The system will be stable if all the elements in the first column have same sign. Thus the conditions for stability, in terms of K, are

$\displaystyle 0.003+0.27K > 0$	$\displaystyle \Rightarrow$	$\displaystyle K>-0.011$
$\displaystyle 1.1-0.11K >0$	$\displaystyle \Rightarrow$	$\displaystyle K <10$
$\displaystyle 0.01K^2-1.55K+4.17>0$	$\displaystyle \Rightarrow$	$\displaystyle K<2.74 \;\;\;$ or, $\displaystyle \;\;\; K>140.98$
$\displaystyle 3.1+0.07K > 0$	$\displaystyle \Rightarrow$	$\displaystyle K>-44.3$

Combining above four constraints, the stable range of K can be found as

$\displaystyle -0.011<K<2.74$

1.1 Singular Cases

In Routh array, tabulation may end in occurance with any of the following conditions.

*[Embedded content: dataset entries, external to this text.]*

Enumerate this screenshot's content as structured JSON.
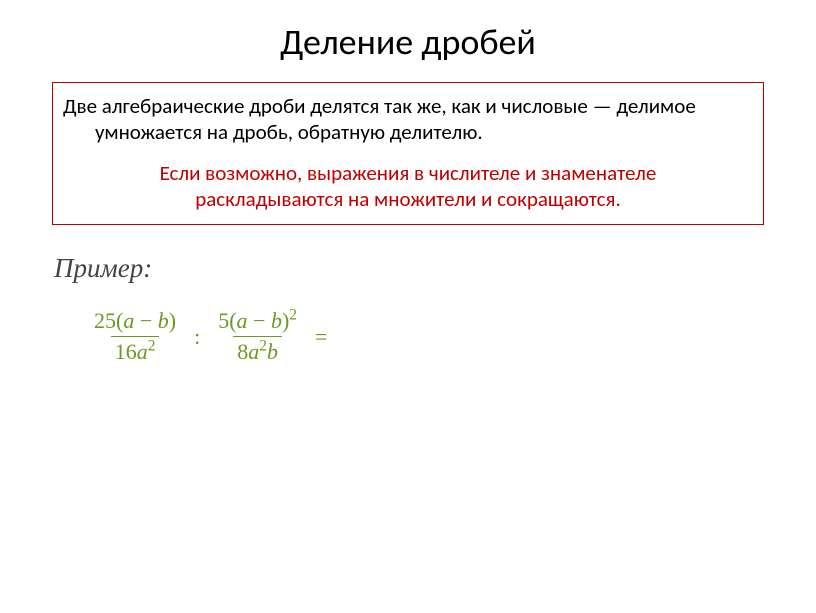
{
  "colors": {
    "title": "#000000",
    "box_border": "#c00000",
    "rule_text": "#000000",
    "note_text": "#c00000",
    "example_label": "#444444",
    "formula": "#6a9a1f",
    "formula_rule": "#6a9a1f"
  },
  "title": "Деление дробей",
  "rule_line1": "Две алгебраические дроби делятся так же, как и числовые — делимое умножается на дробь, обратную делителю.",
  "rule_line2": "Если возможно, выражения в числителе и знаменателе раскладываются на множители и сокращаются.",
  "example_label": "Пример:",
  "formula": {
    "frac1": {
      "num_coef": "25",
      "num_pre": "(",
      "num_var1": "a",
      "num_op": " − ",
      "num_var2": "b",
      "num_post": ")",
      "den_coef": "16",
      "den_var": "a",
      "den_pow": "2"
    },
    "op_div": ":",
    "frac2": {
      "num_coef": "5",
      "num_pre": "(",
      "num_var1": "a",
      "num_op": " − ",
      "num_var2": "b",
      "num_post": ")",
      "num_pow": "2",
      "den_coef": "8",
      "den_var1": "a",
      "den_pow1": "2",
      "den_var2": "b"
    },
    "op_eq": "="
  }
}
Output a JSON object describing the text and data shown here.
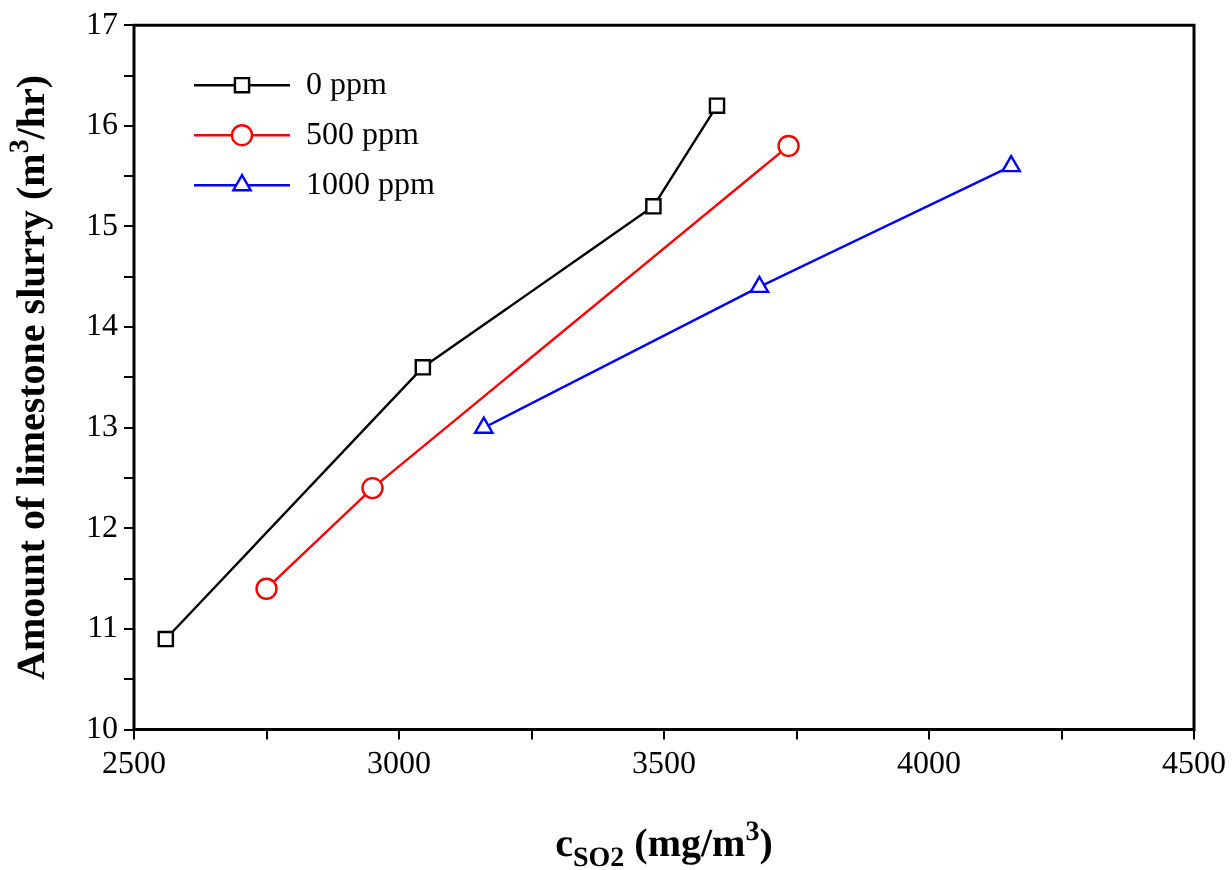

. The first element in any row is zero

. All the elements in a single row are zero.

The remedy of the first case is replacing zero by a small number ε and then proceeding with the tabulation. Stability can be checked for the limiting case. Second singular case indicates one or more of the following cases.

. Pairs of real roots with opposite signs.

. Pairs of imaginary roots.

. Pairs of complex conjugate roots which are equidistant from the origin.

When a row of all zeros occurs, an auxiliary equation A(w)= 0 is formed by using the coefficients of the row just above the row of all zeros. The roots of the auxiliary equation are also the roots of the characteristic equation. The tabulation is continued by replacing the row of zeros by the coefficients of $\dfrac{dA(w)}{dw}$ .